あの口調、あの余裕、あの“わざとらしい暴露”。
あれは「私はもう知ってるし、上も知ってる」という、
女の武器を使った支配だった。
思い出したのは、先週の面談。
初対面だった上司が、こう言い放った。
「その会社、金ないからやめとけ。あんなとこ行くなよ」
私が何も言っていないうちから——だった。
だから私は、決めた。
この夜、この場を最後に、河原悠という女との関係を切る。
プレゼントも用意しなかった。
誕生日にも、送別にも。
それが、今夜の正解だった。
あちらの方が、明らかに飲み食いしていた。
それでも支払いは、きっちり割り勘。
それが、“れんこん飲み会” の締めだった。




私は黒革の手帖を開く。
そこに、新しい名前を書き加えた。
“河原悠”と、“高木誠”。
そして最後に、こう書き残した。
れんこんにも穴がある。

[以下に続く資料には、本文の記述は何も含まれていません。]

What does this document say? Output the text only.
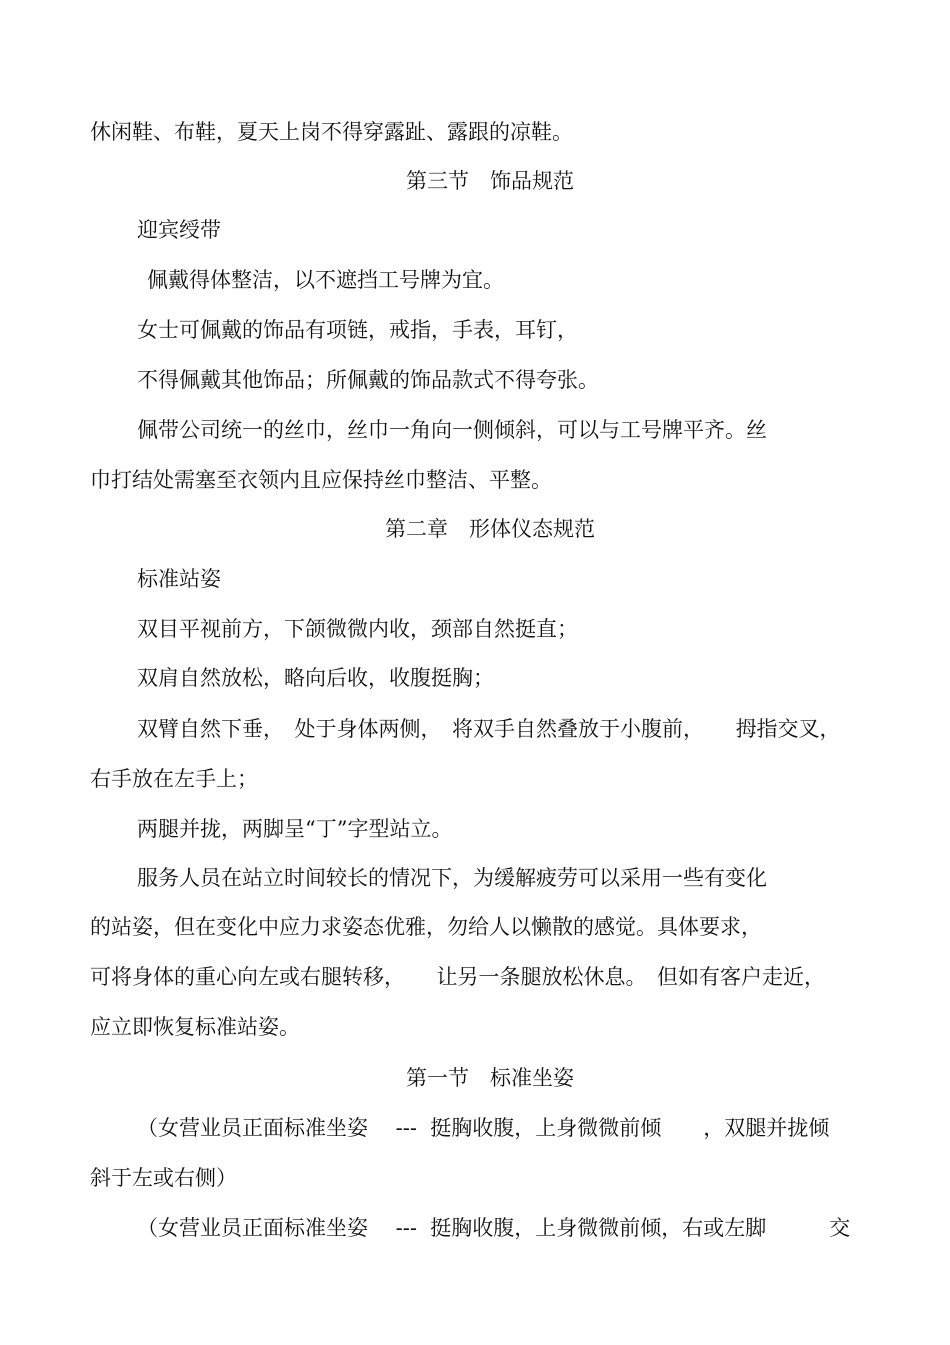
休闲鞋、布鞋，夏天上岗不得穿露趾、露跟的凉鞋。

第三节　饰品规范

迎宾绶带

佩戴得体整洁，以不遮挡工号牌为宜。

女士可佩戴的饰品有项链，戒指，手表，耳钉，

不得佩戴其他饰品；所佩戴的饰品款式不得夸张。

佩带公司统一的丝巾，丝巾一角向一侧倾斜，可以与工号牌平齐。丝

巾打结处需塞至衣领内且应保持丝巾整洁、平整。

第二章　形体仪态规范

标准站姿

双目平视前方，下颌微微内收，颈部自然挺直；

双肩自然放松，略向后收，收腹挺胸；

双臂自然下垂，　处于身体两侧，　将双手自然叠放于小腹前，　　拇指交叉，

右手放在左手上；

两腿并拢，两脚呈“丁”字型站立。

服务人员在站立时间较长的情况下，为缓解疲劳可以采用一些有变化

的站姿，但在变化中应力求姿态优雅，勿给人以懒散的感觉。具体要求，

可将身体的重心向左或右腿转移，　　让另一条腿放松休息。　但如有客户走近，

应立即恢复标准站姿。

第一节　标准坐姿

（女营业员正面标准坐姿　 ---  挺胸收腹，上身微微前倾　　，双腿并拢倾

斜于左或右侧）

（女营业员正面标准坐姿　 ---  挺胸收腹，上身微微前倾，右或左脚　　　交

人にもある。
そしてその穴には、裏切りと、金と、プライドが隠れている。
だから私は、決めた。
この夜、この場を最後に、河原悠という女との関係を切る。
そしてもうひとつ、忘れられない一幕がある。
そろそろ時間も遅くなり、私はこう告げた。
「そろそろ終電なんで、これ逃すと30分待ちなんですよね……今日はこれで帰りますね!」
それに対して、河原はこう言った。
「え〜?終電ちゃうやん、まだ次あるで?」
——そう言って、なかなか私を返してくれなかった。
まるで、“帰らせないこと”に意味があるかのように。
人の事情や気持ちより、
自分の“支配したい時間”を優先するその態度に、私は心底うんざりした。
あちらの方が、明らかに飲み食いしていた。
それでも支払いは、きっちり割り勘。
それが、“れんこん飲み会”の締めだった。